The team led by Professor Liu Bo from the School of Biomedical Engineering at our university has been dedicated to the design and application of biological probes based on Fluorescence Resonance Energy Transfer (FRET) technology in recent years. After achieving the first visualization study of cell membrane surface tension and publishing the results in the iScience sub-journal of Cell in September 2018, Professor Liu Bo's team made another breakthrough in the study of the live-cell RhoGDIα protein activity detection probe based on FRET. The recent research results were accepted and published online by the magazine Communications Biology under Nature (full text link).
Changes in cell polarity are prerequisites for diseases such as tumor metastasis. The Rho protein family, which plays a crucial role in forming cell polarity, is regulated by Rho GDP dissociation inhibitor α (RhoGDIα). However, the academic community has always believed that the activity of the RhoGDIα protein is only regulated by the Rho protein family. Due to the lack of effective tools to observe its activity in living cells in real-time, the activity distribution of RhoGDIα protein in cells has never been detected. To address this issue, Professor Liu Bo's team from our school utilized FRET technology and successfully constructed a sl-RhoGDIα biological probe that can dynamically detect RhoGDIα activity changes in live cells. They further applied this probe for an in-depth study of the polarity changes of tumor cells under shear stress. The results for the first time show that external shear stress leads to uneven distribution of cell membrane fluidity, transmitting stress from the outside of the cell to the inside, and propagating it along the filaments connected to the cell membrane. This process activates the Src protein on the filaments to phosphorylate RhoGDIα through its polarization stress sensor. This discovery process has changed the long-standing viewpoint in the academic world, indicating that the activity regulation pathways of RhoGDIα and the Rho protein family are relatively independent, and there is no direct connection between the two.

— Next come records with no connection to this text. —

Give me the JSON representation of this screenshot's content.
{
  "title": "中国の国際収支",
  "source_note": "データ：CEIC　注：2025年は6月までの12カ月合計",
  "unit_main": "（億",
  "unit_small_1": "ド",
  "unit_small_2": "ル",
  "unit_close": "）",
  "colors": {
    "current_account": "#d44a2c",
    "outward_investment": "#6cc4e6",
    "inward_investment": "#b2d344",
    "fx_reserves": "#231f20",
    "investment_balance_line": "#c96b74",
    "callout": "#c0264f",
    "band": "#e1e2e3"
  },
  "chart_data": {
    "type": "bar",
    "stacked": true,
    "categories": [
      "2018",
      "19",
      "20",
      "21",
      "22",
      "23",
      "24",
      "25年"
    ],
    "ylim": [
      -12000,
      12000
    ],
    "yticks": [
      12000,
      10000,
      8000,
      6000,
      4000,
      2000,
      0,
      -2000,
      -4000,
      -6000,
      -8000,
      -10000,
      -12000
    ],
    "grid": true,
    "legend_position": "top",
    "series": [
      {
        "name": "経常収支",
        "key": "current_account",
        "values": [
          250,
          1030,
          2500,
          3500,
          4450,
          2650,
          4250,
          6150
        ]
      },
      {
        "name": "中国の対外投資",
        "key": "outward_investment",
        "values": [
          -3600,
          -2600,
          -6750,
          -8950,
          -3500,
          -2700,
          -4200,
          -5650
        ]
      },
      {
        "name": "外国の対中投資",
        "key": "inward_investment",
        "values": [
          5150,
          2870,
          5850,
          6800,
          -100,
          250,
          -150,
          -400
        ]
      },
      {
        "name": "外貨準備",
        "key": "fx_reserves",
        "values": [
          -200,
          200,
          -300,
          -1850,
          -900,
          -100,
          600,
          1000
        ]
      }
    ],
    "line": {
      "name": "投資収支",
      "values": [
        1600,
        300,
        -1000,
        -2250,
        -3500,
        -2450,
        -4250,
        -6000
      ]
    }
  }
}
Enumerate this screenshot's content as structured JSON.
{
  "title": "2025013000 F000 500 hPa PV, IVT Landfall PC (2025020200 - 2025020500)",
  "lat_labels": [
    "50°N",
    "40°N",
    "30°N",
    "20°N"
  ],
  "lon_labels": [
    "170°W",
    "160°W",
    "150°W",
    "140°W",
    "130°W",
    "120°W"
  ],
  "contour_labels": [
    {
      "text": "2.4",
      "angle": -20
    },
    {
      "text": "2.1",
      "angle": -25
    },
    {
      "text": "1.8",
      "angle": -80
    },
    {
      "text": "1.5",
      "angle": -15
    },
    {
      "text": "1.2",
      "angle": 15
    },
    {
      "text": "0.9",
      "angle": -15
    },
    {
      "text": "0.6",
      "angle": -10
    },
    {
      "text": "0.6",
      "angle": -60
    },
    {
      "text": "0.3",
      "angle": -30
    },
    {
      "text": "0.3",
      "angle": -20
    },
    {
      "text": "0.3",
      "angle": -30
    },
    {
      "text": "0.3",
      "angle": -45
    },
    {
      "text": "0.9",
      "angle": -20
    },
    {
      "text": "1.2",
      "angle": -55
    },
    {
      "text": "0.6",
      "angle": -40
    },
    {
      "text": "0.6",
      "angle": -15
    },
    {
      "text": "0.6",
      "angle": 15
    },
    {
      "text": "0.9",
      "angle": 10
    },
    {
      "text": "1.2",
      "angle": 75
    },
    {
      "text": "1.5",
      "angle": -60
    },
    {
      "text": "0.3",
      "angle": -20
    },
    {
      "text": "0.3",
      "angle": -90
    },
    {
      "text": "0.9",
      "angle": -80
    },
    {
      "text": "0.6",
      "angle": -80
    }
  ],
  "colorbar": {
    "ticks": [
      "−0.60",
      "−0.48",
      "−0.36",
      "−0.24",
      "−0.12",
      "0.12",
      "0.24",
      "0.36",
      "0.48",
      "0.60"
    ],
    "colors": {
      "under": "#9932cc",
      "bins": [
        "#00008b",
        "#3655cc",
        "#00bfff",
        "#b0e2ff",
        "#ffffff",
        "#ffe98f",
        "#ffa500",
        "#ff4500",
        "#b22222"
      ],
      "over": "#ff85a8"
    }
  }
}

Schematic diagram of shear stress activating RhoGDIα and the sl-RhoGDIα probe.
The research was funded by the National Natural Science Foundation (No. 31670867, 31670961, 11532004). The co-first authors of the paper are former graduate student Shao Shuai from DUT’s School of Biomedical Engineering (currently a doctoral student in the Department of Information Technology at the University of Oulu, Finland) and Professor Liao Xiaoling from Chongqing University of Science and Technology. Professor Liu Bo is the corresponding author of the paper.
Communications Biology is a newly launched open-access journal under Nature, focusing on cutting-edge research in the life sciences field.